The foundation, which has partnered with Grantwell since 2015, allows the students to take over the grant process by soliciting, reviewing, and prioritizing applications for the money, lightening the load on the nonprofit's administrators while providing an invaluable learning experience to the graduate students, many of whom want to work in the nonprofit sector after graduation.
“This model of learning works in a ton of ways. We provide benefits for the foundations that want to achieve community change. We help them. Our students end up having an awesome opportunity to learn in an applied way,” said professor John Wagner, NCLI’s director of community relations. "This trains the next generation of leadership in that nonprofit and philanthropic space."
It's certainly been a winning strategy for The Rogers Foundation, said Michelle Sanders, director of finance and administration for the group.
"It was a match made in heaven,” Sanders said. “They (the students) stepped up to the plate and have taken over the marketing, the vetting of the process, as well as going through and making suggestions toward the final decision. They carry a level of professionalism with them. We trust their judgment.”
Though the nonprofit maintains the final say in how the three grants are awarded, The Rogers Foundation executives consistently have chosen from among the grant finalists suggested by the students. Funded projects range from an effort to build a high school performing arts center to an initiative to secure dental care for underprivileged children.
"Impact is definitely the biggest factor," Sanders said. The UNLV graduate students "know that they're affecting someone's program, some child's life, and this decision carries a lot of weight."
The Grantwell class, which developed at UNLV based on a blueprint and with assistance from Brigham Young University, creates better leaders and teaches how the grant process works from start to finish, Sickinger said.
It also earned Sickinger a graduate assistantship. And now, with a referral from Wagner, it has garnered her a part-time job in the nonprofit world.
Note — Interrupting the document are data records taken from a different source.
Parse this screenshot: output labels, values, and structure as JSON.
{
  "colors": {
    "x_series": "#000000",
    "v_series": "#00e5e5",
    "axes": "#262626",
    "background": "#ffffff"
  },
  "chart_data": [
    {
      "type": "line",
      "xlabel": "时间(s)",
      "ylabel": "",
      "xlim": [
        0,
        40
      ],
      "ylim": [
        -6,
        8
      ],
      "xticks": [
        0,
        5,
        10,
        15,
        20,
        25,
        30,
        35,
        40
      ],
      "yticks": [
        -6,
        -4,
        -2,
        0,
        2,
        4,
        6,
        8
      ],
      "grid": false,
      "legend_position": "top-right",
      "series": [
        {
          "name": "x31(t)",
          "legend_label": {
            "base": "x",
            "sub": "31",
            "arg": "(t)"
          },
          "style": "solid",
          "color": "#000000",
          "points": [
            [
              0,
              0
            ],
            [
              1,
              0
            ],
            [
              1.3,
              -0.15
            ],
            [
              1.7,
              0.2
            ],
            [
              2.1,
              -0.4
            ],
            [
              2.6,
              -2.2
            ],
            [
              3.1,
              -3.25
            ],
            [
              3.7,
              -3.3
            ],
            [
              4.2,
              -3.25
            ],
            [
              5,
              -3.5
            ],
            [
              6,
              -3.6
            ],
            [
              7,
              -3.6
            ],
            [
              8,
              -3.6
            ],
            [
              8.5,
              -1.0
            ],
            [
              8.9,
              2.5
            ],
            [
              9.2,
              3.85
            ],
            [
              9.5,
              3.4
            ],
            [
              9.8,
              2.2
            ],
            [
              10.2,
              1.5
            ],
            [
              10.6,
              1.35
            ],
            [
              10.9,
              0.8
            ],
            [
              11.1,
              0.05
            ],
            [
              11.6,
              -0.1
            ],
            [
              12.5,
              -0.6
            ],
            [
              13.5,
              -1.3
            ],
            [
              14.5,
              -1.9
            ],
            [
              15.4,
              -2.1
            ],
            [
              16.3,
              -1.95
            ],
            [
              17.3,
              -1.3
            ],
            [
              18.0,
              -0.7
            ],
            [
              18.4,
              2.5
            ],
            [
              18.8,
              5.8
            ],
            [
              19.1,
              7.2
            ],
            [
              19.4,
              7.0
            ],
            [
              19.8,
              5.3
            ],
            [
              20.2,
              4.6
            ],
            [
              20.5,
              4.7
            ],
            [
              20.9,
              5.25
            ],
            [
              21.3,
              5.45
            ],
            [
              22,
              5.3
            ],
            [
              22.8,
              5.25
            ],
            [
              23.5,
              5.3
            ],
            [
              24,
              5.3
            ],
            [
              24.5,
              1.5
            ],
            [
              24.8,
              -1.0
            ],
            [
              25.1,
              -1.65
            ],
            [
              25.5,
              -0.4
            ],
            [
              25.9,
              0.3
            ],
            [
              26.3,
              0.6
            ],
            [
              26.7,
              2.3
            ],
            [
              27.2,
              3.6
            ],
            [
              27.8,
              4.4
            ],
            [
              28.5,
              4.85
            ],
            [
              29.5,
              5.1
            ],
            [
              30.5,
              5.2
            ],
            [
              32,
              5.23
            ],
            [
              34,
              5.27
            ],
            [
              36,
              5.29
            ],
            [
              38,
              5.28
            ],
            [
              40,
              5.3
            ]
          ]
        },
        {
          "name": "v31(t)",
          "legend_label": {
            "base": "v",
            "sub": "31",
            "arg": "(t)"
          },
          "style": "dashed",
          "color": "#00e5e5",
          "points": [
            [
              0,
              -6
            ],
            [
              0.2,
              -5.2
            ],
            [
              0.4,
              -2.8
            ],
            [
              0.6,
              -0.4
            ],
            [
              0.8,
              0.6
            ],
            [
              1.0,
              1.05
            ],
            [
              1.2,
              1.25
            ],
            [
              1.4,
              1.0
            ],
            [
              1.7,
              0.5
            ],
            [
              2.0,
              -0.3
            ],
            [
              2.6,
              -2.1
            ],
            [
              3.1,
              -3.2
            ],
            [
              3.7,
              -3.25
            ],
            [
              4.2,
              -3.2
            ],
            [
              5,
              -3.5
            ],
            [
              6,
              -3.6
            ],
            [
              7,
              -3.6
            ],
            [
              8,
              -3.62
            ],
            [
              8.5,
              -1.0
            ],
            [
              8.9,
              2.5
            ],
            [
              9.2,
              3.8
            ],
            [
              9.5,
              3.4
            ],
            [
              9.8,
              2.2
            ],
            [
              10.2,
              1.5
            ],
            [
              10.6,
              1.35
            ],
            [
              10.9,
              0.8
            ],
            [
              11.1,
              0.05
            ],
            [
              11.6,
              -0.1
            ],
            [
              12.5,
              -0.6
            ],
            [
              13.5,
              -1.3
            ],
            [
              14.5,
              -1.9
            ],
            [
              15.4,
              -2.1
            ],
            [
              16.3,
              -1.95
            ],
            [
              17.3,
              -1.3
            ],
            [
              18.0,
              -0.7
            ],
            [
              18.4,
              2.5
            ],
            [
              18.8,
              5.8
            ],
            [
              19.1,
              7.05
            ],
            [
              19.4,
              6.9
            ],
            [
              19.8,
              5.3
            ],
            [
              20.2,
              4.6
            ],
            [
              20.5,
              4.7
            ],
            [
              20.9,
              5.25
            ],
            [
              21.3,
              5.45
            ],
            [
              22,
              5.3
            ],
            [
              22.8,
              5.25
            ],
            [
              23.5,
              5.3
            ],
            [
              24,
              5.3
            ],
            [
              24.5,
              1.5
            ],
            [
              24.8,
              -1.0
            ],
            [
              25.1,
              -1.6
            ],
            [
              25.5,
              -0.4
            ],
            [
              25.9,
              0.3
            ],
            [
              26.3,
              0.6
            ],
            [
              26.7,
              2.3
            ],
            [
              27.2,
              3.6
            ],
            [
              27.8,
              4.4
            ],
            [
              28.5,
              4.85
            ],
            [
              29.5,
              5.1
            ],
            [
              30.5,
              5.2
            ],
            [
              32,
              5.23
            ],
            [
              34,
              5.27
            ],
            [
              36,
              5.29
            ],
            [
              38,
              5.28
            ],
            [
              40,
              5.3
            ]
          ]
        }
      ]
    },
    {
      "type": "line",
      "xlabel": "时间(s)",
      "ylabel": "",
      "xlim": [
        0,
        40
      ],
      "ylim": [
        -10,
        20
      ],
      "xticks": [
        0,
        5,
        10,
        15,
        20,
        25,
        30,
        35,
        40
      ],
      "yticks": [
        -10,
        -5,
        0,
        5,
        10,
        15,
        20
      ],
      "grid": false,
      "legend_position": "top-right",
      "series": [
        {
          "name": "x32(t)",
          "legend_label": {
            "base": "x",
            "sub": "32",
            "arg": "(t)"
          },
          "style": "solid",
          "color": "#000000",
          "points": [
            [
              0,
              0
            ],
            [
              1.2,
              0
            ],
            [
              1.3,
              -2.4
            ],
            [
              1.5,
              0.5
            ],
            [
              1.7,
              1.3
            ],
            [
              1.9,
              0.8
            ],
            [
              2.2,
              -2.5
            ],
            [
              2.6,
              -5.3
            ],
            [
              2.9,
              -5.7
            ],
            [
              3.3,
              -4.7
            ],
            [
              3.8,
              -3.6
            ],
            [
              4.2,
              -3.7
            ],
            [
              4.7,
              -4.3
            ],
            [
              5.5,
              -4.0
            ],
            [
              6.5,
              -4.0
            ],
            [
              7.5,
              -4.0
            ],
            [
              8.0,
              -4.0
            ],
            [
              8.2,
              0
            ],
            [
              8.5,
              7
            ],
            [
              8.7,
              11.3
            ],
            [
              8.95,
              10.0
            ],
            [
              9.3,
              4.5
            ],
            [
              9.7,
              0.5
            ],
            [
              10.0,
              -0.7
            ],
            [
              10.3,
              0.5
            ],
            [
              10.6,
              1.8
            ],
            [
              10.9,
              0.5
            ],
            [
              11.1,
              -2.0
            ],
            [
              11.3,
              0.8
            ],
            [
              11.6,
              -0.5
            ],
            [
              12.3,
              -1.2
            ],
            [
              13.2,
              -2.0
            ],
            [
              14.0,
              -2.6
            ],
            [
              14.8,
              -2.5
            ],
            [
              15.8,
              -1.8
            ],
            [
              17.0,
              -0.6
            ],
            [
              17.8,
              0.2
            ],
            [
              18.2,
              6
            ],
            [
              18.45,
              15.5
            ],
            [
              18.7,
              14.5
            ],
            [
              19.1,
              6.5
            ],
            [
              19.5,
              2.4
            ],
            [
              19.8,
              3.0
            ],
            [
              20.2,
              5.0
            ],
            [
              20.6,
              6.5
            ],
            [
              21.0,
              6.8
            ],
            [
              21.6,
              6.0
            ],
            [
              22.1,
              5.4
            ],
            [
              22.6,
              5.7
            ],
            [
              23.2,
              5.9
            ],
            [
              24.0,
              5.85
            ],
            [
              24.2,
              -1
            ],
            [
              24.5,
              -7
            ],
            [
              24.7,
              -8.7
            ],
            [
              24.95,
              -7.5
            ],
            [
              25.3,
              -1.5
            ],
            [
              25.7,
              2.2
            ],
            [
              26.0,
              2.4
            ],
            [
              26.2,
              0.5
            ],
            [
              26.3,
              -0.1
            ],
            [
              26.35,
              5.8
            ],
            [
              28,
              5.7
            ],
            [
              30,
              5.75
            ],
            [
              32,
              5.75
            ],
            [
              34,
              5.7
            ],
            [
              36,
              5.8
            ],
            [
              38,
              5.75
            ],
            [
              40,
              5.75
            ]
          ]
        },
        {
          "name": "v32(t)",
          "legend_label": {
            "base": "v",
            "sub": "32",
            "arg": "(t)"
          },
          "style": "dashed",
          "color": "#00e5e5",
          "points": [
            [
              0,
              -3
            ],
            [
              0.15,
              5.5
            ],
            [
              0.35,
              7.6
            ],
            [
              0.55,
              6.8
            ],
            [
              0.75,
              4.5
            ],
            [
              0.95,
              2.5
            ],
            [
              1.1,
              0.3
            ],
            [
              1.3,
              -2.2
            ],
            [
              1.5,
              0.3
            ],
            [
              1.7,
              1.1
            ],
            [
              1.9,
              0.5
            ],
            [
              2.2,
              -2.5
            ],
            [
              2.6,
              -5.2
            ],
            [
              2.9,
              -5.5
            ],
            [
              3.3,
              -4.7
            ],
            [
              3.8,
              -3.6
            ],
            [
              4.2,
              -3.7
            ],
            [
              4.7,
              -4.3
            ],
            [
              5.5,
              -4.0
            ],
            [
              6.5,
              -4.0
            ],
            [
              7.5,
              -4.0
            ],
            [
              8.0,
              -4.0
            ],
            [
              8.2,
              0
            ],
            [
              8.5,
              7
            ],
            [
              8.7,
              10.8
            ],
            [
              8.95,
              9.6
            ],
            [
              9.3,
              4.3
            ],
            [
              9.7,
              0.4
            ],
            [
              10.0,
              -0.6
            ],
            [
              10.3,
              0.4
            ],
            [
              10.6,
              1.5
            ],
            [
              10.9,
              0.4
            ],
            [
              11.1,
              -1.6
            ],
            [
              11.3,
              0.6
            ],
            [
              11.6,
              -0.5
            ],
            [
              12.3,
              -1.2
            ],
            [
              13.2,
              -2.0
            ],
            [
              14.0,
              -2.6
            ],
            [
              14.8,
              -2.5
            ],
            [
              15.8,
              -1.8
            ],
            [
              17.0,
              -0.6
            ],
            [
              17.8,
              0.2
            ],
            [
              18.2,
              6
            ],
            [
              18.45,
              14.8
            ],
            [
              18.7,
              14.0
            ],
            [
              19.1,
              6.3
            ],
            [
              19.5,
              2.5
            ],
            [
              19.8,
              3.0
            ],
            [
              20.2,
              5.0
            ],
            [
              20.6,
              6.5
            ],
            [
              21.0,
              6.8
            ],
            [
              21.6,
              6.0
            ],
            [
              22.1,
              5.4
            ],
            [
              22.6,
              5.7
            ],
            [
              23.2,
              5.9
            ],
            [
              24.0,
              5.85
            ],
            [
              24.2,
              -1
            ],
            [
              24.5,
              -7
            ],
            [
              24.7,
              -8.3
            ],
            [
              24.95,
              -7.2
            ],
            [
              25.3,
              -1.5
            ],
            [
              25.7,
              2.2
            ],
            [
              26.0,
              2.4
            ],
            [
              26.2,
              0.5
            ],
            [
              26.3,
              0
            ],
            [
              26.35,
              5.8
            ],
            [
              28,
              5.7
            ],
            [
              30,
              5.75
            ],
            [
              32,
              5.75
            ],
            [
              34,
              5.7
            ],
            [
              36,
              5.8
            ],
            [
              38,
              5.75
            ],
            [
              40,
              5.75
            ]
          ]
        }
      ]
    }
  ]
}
"I didn't know anything really about nonprofits or foundations before I started," she said of the class. "I was just here to get my credits, but I just enjoyed it so much."
Former student Stephanie Borene, who received her master of public administration degree in 2014, was one of the first Grantwell participants at UNLV. She said she uses the skills she obtained in the course often in her role as a project coordinator with the UNLV Lincy Institute.
She said it was one of the first times she can recall being required to lead a large project and actively practice time management, collaboration, and efficiency.
"It just gives students a unique opportunity that you wouldn't normally get in the classroom," Borene said. "You're actually out in the community, talking with real-life organizations."